The butcher I’d dealt with at Thanksgiving got involved, and he gave me a serious price break, so I ended up taking the big one. I know that the third time is a charm, but it’s just as well that there’s no third American holiday involving turkey. I don’t think the butcher would survive. 

At least we have a turkey, and cranberries for the sauce. The only issue is dessert, and we’ve decided to skip the pies and do the New Zealand thing. Traditionalists serve fruitcake, and there are dozens of kinds to choose among, but my family won’t go for that. The other main choice is Pavlovas. They’re named after a petite Russian ballerina of the early 20th century, and they’re simply meringues topped with whipped cream and fruit. There’s some dispute whether they were invented in New Zealand or Australia (one of these days I’ll write an entry or six or eight on the rivalry between the two countries). We’re planning on the strawberry sort, and I hope by then we can find fruit that’s not crunchy.

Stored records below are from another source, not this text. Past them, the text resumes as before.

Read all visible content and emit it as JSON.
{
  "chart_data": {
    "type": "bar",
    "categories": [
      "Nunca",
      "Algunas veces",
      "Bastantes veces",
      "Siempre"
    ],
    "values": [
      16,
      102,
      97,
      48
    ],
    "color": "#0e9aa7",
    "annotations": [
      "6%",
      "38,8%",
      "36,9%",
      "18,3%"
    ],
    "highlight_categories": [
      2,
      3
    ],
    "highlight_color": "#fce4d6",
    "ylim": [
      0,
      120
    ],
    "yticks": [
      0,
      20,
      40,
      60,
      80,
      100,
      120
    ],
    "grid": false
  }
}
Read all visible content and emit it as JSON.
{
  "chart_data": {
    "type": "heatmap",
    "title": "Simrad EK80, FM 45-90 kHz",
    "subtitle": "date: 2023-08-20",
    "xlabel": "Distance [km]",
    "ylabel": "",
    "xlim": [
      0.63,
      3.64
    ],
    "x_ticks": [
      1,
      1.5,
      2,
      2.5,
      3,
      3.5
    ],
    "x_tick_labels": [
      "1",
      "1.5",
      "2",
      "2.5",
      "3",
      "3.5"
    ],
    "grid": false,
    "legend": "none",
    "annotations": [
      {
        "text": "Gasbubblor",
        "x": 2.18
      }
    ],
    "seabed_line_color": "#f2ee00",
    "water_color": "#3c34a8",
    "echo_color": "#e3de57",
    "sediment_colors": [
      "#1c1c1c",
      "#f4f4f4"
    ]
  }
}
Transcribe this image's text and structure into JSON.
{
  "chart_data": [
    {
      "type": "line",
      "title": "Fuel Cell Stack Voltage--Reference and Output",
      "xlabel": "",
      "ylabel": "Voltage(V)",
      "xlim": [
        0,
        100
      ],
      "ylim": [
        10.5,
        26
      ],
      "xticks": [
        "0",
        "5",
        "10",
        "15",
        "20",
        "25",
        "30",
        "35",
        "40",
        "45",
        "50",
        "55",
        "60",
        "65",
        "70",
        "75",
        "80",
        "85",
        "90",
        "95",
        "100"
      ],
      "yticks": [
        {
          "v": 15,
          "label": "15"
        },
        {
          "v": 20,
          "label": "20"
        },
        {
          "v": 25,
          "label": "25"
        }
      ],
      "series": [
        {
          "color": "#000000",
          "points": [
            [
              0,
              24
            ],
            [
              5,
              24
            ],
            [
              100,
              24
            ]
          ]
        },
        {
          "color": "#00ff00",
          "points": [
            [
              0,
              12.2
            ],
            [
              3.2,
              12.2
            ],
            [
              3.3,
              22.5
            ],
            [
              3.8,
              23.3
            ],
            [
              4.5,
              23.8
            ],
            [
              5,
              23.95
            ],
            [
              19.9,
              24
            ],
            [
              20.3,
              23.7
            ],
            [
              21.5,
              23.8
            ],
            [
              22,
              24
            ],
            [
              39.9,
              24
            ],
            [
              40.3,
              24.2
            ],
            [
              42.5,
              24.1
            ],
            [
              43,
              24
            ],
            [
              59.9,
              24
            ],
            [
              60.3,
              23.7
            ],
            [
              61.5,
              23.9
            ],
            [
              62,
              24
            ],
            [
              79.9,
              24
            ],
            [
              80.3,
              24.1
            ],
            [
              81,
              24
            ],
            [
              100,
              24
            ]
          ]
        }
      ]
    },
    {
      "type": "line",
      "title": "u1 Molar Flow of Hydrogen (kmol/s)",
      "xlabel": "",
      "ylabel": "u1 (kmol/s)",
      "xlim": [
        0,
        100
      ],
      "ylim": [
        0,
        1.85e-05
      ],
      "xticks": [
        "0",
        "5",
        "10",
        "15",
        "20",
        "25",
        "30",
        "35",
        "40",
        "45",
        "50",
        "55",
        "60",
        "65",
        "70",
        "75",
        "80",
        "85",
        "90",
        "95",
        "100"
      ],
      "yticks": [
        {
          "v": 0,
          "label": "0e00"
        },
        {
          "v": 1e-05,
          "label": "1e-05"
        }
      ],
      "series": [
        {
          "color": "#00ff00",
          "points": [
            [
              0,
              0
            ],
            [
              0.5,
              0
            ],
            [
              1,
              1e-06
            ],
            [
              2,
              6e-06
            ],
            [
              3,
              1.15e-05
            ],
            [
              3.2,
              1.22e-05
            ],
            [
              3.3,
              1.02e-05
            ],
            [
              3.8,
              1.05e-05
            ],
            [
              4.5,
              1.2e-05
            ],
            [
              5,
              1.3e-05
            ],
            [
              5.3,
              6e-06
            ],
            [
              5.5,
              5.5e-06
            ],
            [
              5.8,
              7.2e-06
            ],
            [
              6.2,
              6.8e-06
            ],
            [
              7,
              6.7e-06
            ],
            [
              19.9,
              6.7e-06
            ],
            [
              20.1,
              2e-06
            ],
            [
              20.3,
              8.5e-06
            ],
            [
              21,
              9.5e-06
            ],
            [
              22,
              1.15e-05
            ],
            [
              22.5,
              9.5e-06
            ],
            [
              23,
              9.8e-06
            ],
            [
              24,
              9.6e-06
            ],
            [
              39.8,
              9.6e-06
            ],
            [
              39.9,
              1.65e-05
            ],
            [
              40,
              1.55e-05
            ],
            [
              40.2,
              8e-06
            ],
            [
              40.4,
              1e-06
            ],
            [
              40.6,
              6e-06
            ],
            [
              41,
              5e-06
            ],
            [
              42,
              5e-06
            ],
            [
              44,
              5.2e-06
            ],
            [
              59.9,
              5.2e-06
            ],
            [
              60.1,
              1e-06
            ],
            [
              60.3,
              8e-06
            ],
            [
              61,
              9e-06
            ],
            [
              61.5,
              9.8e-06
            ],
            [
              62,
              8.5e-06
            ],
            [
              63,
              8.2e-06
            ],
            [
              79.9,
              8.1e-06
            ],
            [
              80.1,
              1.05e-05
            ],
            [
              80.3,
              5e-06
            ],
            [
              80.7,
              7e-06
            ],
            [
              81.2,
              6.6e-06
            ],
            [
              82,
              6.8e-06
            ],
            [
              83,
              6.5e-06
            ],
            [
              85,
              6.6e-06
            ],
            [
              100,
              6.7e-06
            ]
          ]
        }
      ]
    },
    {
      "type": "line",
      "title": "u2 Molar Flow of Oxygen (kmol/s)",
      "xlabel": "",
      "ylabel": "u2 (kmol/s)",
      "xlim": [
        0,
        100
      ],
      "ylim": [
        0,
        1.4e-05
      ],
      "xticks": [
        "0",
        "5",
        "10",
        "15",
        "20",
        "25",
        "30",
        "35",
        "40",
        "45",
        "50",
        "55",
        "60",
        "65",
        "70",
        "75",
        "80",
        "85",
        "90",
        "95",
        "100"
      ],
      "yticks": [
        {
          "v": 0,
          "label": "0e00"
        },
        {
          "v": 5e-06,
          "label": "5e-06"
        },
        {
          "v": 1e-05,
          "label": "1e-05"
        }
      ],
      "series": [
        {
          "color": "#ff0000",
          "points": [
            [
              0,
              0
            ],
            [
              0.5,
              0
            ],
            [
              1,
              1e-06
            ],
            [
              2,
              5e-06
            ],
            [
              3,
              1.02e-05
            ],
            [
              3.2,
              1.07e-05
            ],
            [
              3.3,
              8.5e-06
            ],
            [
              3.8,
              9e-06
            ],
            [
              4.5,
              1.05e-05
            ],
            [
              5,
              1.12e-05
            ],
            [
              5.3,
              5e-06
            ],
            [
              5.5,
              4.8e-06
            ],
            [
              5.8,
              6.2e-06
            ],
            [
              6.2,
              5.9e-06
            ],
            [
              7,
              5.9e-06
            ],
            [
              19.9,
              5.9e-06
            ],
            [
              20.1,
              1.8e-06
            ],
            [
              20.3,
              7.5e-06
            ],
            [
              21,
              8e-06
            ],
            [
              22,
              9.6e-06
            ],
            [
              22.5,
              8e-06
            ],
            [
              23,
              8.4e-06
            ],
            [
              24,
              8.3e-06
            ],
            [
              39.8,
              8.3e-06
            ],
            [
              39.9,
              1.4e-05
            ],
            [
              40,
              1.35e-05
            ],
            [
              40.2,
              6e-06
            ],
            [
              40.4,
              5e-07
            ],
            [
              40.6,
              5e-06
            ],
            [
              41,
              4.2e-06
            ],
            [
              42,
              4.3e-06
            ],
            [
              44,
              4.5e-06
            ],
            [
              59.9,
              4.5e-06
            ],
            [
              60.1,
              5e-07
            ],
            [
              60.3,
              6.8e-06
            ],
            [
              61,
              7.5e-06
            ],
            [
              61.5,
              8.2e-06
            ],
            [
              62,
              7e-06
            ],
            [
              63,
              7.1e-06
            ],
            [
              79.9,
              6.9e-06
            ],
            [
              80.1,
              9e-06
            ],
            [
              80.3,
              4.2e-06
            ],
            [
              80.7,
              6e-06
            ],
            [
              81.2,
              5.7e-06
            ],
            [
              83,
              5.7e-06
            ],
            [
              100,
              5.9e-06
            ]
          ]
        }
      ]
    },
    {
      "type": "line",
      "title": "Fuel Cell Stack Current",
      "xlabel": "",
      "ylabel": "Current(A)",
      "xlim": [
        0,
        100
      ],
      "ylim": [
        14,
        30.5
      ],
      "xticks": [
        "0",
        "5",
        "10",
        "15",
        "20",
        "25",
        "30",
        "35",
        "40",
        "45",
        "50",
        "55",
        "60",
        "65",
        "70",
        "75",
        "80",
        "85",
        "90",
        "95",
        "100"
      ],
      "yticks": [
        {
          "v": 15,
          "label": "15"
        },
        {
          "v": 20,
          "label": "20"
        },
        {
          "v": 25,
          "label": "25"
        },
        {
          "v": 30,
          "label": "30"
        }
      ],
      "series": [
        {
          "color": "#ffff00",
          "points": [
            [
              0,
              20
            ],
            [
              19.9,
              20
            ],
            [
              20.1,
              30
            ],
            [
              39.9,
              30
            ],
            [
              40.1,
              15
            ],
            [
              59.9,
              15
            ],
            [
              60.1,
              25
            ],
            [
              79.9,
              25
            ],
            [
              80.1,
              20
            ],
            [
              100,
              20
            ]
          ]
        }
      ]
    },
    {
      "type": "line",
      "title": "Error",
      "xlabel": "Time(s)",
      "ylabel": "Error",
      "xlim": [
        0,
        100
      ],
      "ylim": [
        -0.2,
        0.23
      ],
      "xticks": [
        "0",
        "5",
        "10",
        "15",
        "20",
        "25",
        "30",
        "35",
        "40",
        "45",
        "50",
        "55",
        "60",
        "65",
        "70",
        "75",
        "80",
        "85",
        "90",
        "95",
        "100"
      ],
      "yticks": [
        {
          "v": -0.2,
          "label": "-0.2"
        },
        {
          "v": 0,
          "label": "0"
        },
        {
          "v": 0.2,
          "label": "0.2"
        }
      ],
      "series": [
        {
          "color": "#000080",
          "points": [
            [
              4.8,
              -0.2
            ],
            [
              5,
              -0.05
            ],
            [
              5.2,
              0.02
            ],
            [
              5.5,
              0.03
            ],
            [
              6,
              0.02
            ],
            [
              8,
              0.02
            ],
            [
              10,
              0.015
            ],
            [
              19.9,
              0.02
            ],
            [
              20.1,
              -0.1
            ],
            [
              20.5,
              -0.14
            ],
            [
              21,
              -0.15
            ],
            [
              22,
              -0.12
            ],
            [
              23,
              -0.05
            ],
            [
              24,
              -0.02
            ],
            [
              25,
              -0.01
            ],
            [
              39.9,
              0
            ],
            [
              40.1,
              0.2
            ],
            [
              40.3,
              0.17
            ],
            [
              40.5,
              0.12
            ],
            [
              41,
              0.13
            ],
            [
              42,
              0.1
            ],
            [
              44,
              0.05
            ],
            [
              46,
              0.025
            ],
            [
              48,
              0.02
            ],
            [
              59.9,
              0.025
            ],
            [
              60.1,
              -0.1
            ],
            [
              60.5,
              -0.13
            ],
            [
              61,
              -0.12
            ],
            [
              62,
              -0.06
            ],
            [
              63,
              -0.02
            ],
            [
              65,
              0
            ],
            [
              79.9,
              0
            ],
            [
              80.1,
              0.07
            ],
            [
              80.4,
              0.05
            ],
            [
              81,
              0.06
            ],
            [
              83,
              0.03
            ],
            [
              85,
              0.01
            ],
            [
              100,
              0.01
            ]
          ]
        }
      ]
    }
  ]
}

In the meantime, we’re making a few traditional Christmas cookies. A family favorite is brownies topped with mint frosting and bitter chocolate. With a firm layer topped by two soft ones, it’s something like the slices so popular here. Today I went to the store to get ingredients. There was no spearmint extract, just peppermint, but I could live with that, since that was the original flavor before I amended it. What surprised me was the total lack of unsweetened baking chocolate—although that goes along with the huge New Zealand sweet tooth. I ended up getting some Lindt 85% dessert chocolate and adjusting the recipe. When I next get some algebra tutees, I’ll give them the problem I had to solve, of how much 85% to use and how much less sugar. They’ll be happy, I know.